Dabei gelang es dem Quartett auch, die Musik lebendig und natürlich in den Saal zu tragen, wobei sie auch durchaus schroffe und starke Formulierungen, die das übliche Mozartbild aufrauten. Doch sie dosierten so gekonnt, dass keine Künstlichkeiten oder Übertreibungen erklangen. Es blieb alles musikalisch ab- und ausgewogenen und trotzdem extrem spannend und inspirierend. Und das blieb so von der ersten bis zur letzten Note.
In der Mitte des Programms erklang das erste Quartett von Karol Szymanowski. Das Werk steht am Übergang vom impressionistischen zum volkstümlichen Stil, wie in Szymanowski später verfolgte. Das Quartett zeigt als erste Besonderheit, dass es nur drei Sätze hat. Den geplanten vierten hat Szymanowski nicht mehr realisiert. Der dritte Satz ist insofern besonders, als alle vier Stimmen eine unterschiedliche Tonart haben. Auch dieses modernere Stück erfuhr in den Händen von Belcea eine so stringent durchdachte und gleichzeitig auch so frei und flüssig sich gebende Interpretation, dass diese Deutung so überzeugend war, dass man sich gar nicht vorstellen konnte, wie es anders hätte klingen können. Es kann nur so sein, meinte man.

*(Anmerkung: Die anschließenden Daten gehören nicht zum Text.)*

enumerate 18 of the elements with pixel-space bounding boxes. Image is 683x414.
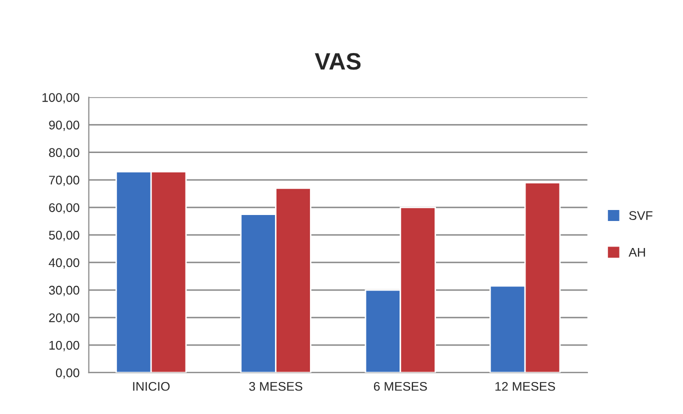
y-tick-label: 30,00 bbox=[48, 286, 80, 296]
legend-label: AH bbox=[628, 248, 645, 257]
x-tick-label: 12 MESES bbox=[495, 382, 556, 391]
y-tick-label: 70,00 bbox=[49, 176, 80, 186]
y-tick-label: 50,00 bbox=[48, 230, 80, 242]
legend-label: SVF bbox=[629, 211, 652, 220]
y-tick-label: 40,00 bbox=[48, 258, 80, 269]
chart-title: VAS bbox=[314, 53, 361, 70]
x-tick-label: INICIO bbox=[133, 382, 170, 391]
y-tick-label: 100,00 bbox=[42, 93, 80, 104]
x-tick-label: 6 MESES bbox=[374, 382, 427, 391]
y-tick-label: 90,00 bbox=[49, 120, 80, 131]
y-tick-label: 60,00 bbox=[49, 203, 80, 214]
y-tick-label: 80,00 bbox=[49, 148, 80, 158]
x-tick-label: 3 MESES bbox=[249, 382, 302, 391]
y-tick-label: 20,00 bbox=[49, 313, 80, 324]
y-tick-label: 0,00 bbox=[56, 368, 80, 379]
y-tick-label: 10,00 bbox=[49, 340, 80, 352]
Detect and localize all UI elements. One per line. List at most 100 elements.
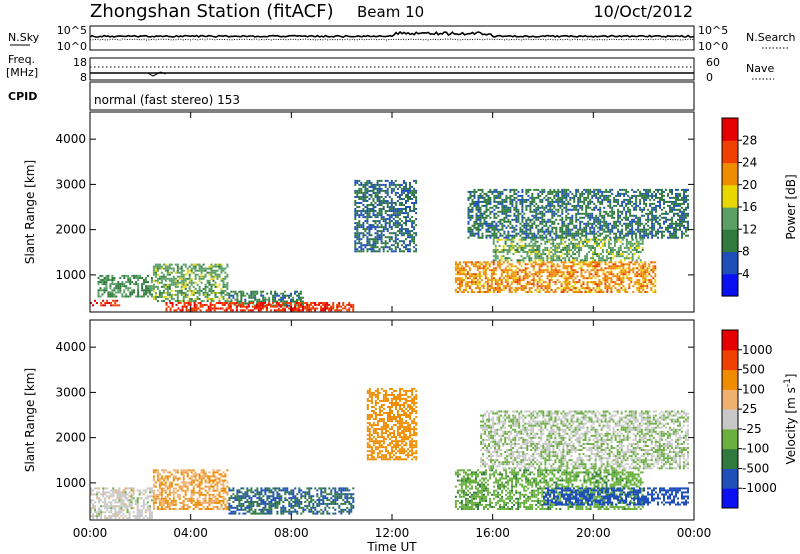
data-cell: [352, 309, 355, 312]
data-cell: [483, 198, 486, 201]
data-cell: [557, 204, 560, 207]
data-cell: [340, 305, 343, 308]
data-cell: [589, 226, 592, 229]
data-cell: [90, 489, 92, 492]
data-cell: [609, 194, 612, 197]
data-cell: [400, 228, 403, 231]
data-cell: [583, 188, 586, 191]
data-cell: [647, 194, 650, 197]
data-cell: [579, 196, 582, 199]
data-cell: [499, 232, 502, 235]
data-cell: [270, 292, 273, 295]
data-cell: [577, 208, 580, 211]
data-cell: [409, 232, 411, 235]
data-cell: [598, 244, 600, 247]
data-cell: [503, 198, 506, 201]
data-cell: [400, 210, 403, 212]
data-cell: [97, 291, 100, 294]
data-cell: [164, 279, 167, 282]
data-cell: [675, 234, 677, 237]
data-cell: [403, 189, 405, 192]
data-cell: [584, 263, 587, 266]
data-cell: [521, 232, 524, 235]
data-cell: [230, 294, 233, 297]
data-cell: [675, 230, 677, 233]
data-cell: [528, 249, 531, 251]
data-cell: [537, 232, 540, 235]
data-cell: [366, 240, 369, 243]
data-cell: [594, 283, 597, 286]
data-cell: [524, 257, 527, 260]
data-cell: [226, 300, 229, 302]
data-cell: [600, 261, 603, 264]
data-cell: [529, 210, 532, 213]
data-cell: [659, 200, 661, 203]
data-cell: [473, 232, 476, 235]
data-cell: [372, 189, 375, 192]
data-cell: [376, 183, 379, 186]
data-cell: [655, 216, 657, 219]
data-cell: [587, 190, 590, 193]
data-cell: [599, 206, 602, 209]
data-cell: [300, 302, 302, 304]
data-cell: [613, 232, 616, 235]
data-cell: [212, 300, 215, 302]
data-cell: [675, 192, 677, 195]
data-cell: [405, 220, 407, 223]
data-cell: [400, 224, 403, 227]
data-cell: [210, 267, 213, 270]
data-cell: [484, 263, 487, 266]
data-cell: [202, 277, 205, 280]
data-cell: [409, 234, 411, 237]
data-cell: [589, 212, 592, 215]
data-cell: [382, 218, 385, 221]
data-cell: [517, 214, 520, 217]
data-cell: [413, 191, 416, 194]
data-cell: [213, 303, 216, 306]
data-cell: [473, 194, 476, 197]
data-cell: [396, 208, 399, 210]
data-cell: [523, 212, 526, 215]
data-cell: [366, 214, 369, 217]
data-cell: [562, 242, 565, 245]
data-cell: [574, 257, 577, 260]
data-cell: [96, 511, 99, 514]
data-cell: [538, 291, 541, 293]
data-cell: [133, 289, 136, 292]
data-cell: [216, 269, 219, 272]
data-cell: [651, 208, 654, 211]
data-cell: [563, 232, 566, 235]
data-cell: [277, 309, 280, 312]
data-cell: [637, 240, 640, 243]
data-cell: [651, 212, 654, 215]
data-cell: [540, 279, 543, 282]
data-cell: [677, 236, 679, 239]
data-cell: [590, 277, 593, 280]
data-cell: [354, 234, 357, 237]
data-cell: [259, 303, 262, 306]
data-cell: [584, 255, 587, 258]
data-cell: [561, 230, 564, 233]
data-cell: [652, 277, 655, 280]
data-cell: [600, 259, 602, 262]
data-cell: [522, 257, 525, 260]
data-cell: [657, 222, 659, 225]
data-cell: [591, 216, 594, 219]
data-cell: [471, 194, 474, 197]
data-cell: [644, 281, 647, 284]
data-cell: [486, 281, 489, 284]
data-cell: [495, 188, 498, 191]
data-cell: [629, 202, 632, 205]
data-cell: [645, 230, 648, 233]
data-cell: [530, 251, 533, 253]
data-cell: [596, 255, 598, 258]
data-cell: [661, 188, 663, 191]
data-cell: [590, 261, 593, 264]
data-cell: [241, 309, 244, 312]
data-cell: [394, 234, 397, 237]
data-cell: [487, 224, 490, 227]
data-cell: [390, 228, 393, 231]
data-cell: [643, 214, 646, 217]
data-cell: [596, 275, 599, 278]
data-cell: [222, 279, 225, 282]
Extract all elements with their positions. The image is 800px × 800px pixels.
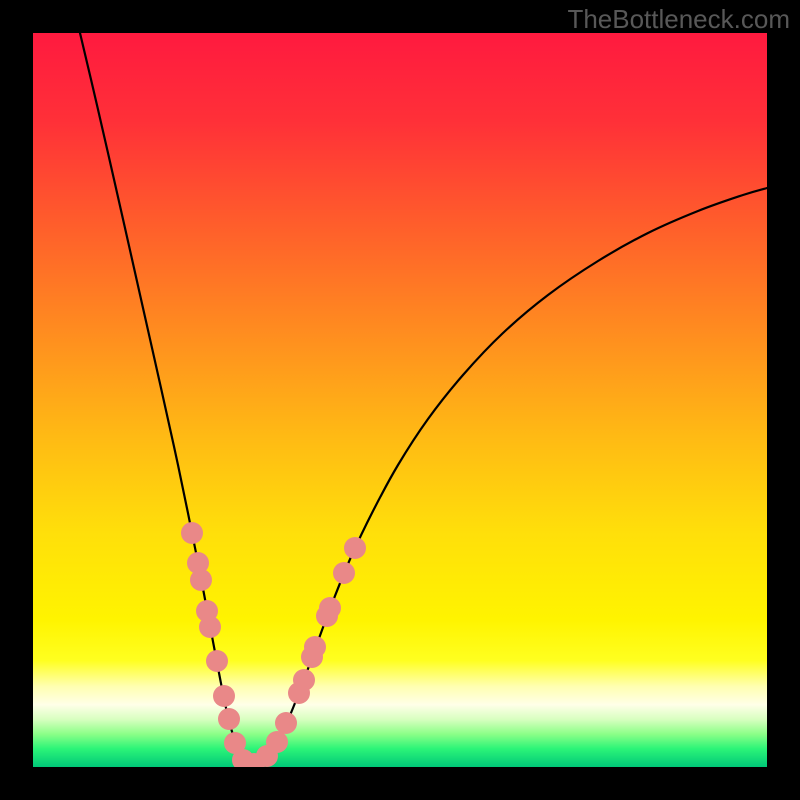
chart-stage: TheBottleneck.com <box>0 0 800 800</box>
watermark-text: TheBottleneck.com <box>567 4 790 35</box>
data-marker <box>344 537 366 559</box>
plot-area <box>33 33 767 767</box>
data-marker <box>333 562 355 584</box>
data-marker <box>266 731 288 753</box>
data-marker <box>275 712 297 734</box>
data-marker <box>218 708 240 730</box>
data-marker <box>206 650 228 672</box>
data-marker <box>181 522 203 544</box>
data-marker <box>190 569 212 591</box>
data-marker <box>293 669 315 691</box>
data-marker <box>304 636 326 658</box>
data-marker <box>319 597 341 619</box>
chart-svg <box>0 0 800 800</box>
data-marker <box>213 685 235 707</box>
data-marker <box>199 616 221 638</box>
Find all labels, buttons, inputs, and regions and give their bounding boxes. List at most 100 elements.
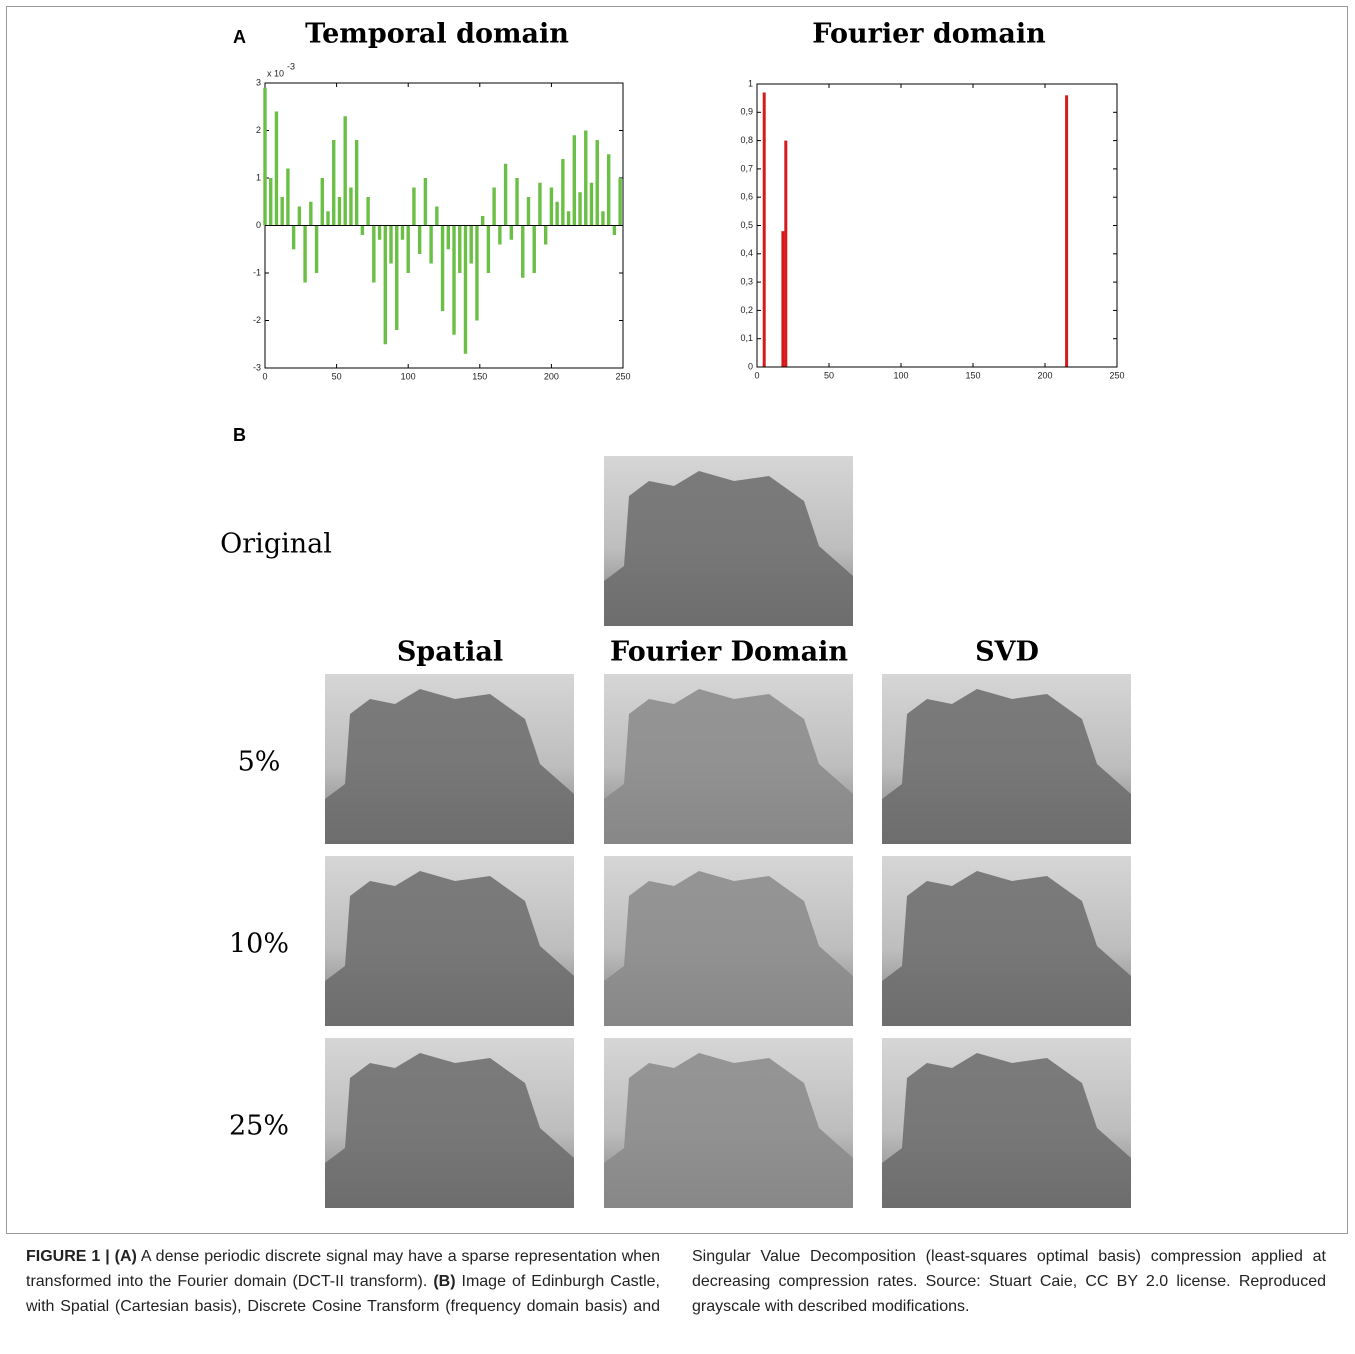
bar (572, 135, 577, 226)
castle-silhouette (882, 1053, 1131, 1208)
image (604, 856, 853, 1026)
image (325, 856, 574, 1026)
bar (612, 225, 617, 235)
axis-multiplier-exponent: -3 (287, 61, 295, 71)
figure: A B Original Temporal domain -3 -2 -1 0 1 2 3 0 5… (220, 19, 1131, 1208)
image (604, 456, 853, 626)
image (882, 674, 1131, 844)
caption-tag: (A) (114, 1248, 137, 1265)
bar (503, 163, 508, 226)
x-tick-label: 200 (544, 371, 559, 381)
bar (263, 87, 267, 226)
image (882, 856, 1131, 1026)
y-tick-label: 0,5 (740, 220, 753, 230)
x-tick-label: 50 (332, 371, 342, 381)
bar (291, 225, 296, 250)
bar (332, 140, 336, 226)
bar (601, 211, 605, 226)
bar (452, 225, 456, 335)
bar (337, 197, 342, 226)
bar (498, 225, 502, 245)
bar (360, 225, 365, 235)
bar (521, 225, 525, 278)
x-tick-label: 150 (965, 370, 980, 380)
panel-label: B (233, 425, 246, 445)
chart-title: Temporal domain (305, 19, 569, 50)
bar (406, 225, 410, 273)
y-tick-label: -3 (253, 362, 261, 372)
image (604, 1038, 853, 1208)
image (325, 1038, 574, 1208)
bar (538, 182, 542, 226)
bar (303, 225, 307, 283)
y-tick-label: 0,7 (740, 163, 753, 173)
image (882, 1038, 1131, 1208)
y-tick-label: 2 (256, 125, 261, 135)
plot-area (756, 83, 1118, 368)
y-tick-label: -2 (253, 315, 261, 325)
row-label: Original (220, 529, 332, 560)
y-tick-label: 0,4 (740, 248, 753, 258)
column-header: Fourier Domain (610, 637, 848, 668)
bar (589, 182, 594, 226)
bar (458, 225, 462, 273)
bar (429, 225, 433, 264)
x-tick-label: 50 (824, 370, 834, 380)
bar (349, 187, 353, 226)
bar (566, 211, 571, 226)
castle-silhouette (882, 689, 1131, 844)
bar (781, 231, 785, 367)
bar (784, 140, 788, 367)
bar (274, 111, 279, 226)
bar (377, 225, 382, 240)
bar (435, 206, 439, 226)
bar (314, 225, 319, 273)
bar (475, 225, 479, 321)
bar (400, 225, 405, 240)
bar (606, 154, 611, 226)
y-tick-label: 0,6 (740, 192, 753, 202)
bar (543, 225, 548, 245)
bar (446, 225, 450, 250)
y-tick-label: 3 (256, 77, 261, 87)
bar (549, 187, 554, 226)
bar (492, 187, 496, 226)
bar (280, 197, 284, 226)
bar (354, 140, 359, 226)
bar (584, 130, 588, 226)
bar (286, 168, 290, 226)
bar (412, 187, 416, 226)
x-tick-label: 0 (754, 370, 759, 380)
bar (515, 178, 519, 226)
y-tick-label: 0,1 (740, 333, 753, 343)
castle-silhouette (604, 471, 853, 626)
caption: FIGURE 1 | (A) A dense periodic discrete… (6, 1233, 1346, 1354)
castle-silhouette (325, 1053, 574, 1208)
y-tick-label: 1 (748, 78, 753, 88)
bar (269, 178, 273, 226)
y-tick-label: 0,8 (740, 135, 753, 145)
bar (561, 159, 565, 226)
x-tick-label: 100 (893, 370, 908, 380)
row-label: 25% (229, 1111, 289, 1142)
panel-label: A (233, 27, 246, 47)
bar (532, 225, 536, 273)
caption-label: FIGURE 1 | (26, 1248, 115, 1265)
bar (463, 225, 468, 354)
x-tick-label: 100 (401, 371, 416, 381)
chart-title: Fourier domain (812, 19, 1046, 50)
caption-text: A dense periodic discrete signal may hav… (26, 1248, 661, 1290)
bar (480, 216, 485, 226)
bar (372, 225, 376, 283)
bar (343, 116, 347, 226)
x-tick-label: 150 (472, 371, 487, 381)
bar (762, 92, 766, 368)
column-header: SVD (975, 637, 1039, 668)
bar (486, 225, 491, 273)
castle-silhouette (882, 871, 1131, 1026)
bar (555, 201, 559, 226)
y-tick-label: 1 (256, 172, 261, 182)
caption-tag: (B) (433, 1273, 456, 1290)
column-header: Spatial (397, 637, 503, 668)
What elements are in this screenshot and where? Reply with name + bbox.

Am Ende des offiziellen Programms erklang dann das schon wegen seines Titels, aber eben auch wegen der kompositorischen Vollendung so bekannte Quartett in d-Moll von Franz Schubert. Nach den großartigen Interpretationen vor der Pause gelang es dem Belcea Quartet sogar noch, in den vierzig Minuten noch einmal neue Energien und Qualitäten freizusetzen und auch dieses Werk mustergültig zu präsentieren. In der richtigen Mischung aus technischer Beherrschung, struktureller Darstellung und emotionaler tiefenpsychologischer Beschreibung gaben sie der Komposition alles, was das Publikum zu intensivstem Beifall musste, um dem Gehörten gerecht zu werden.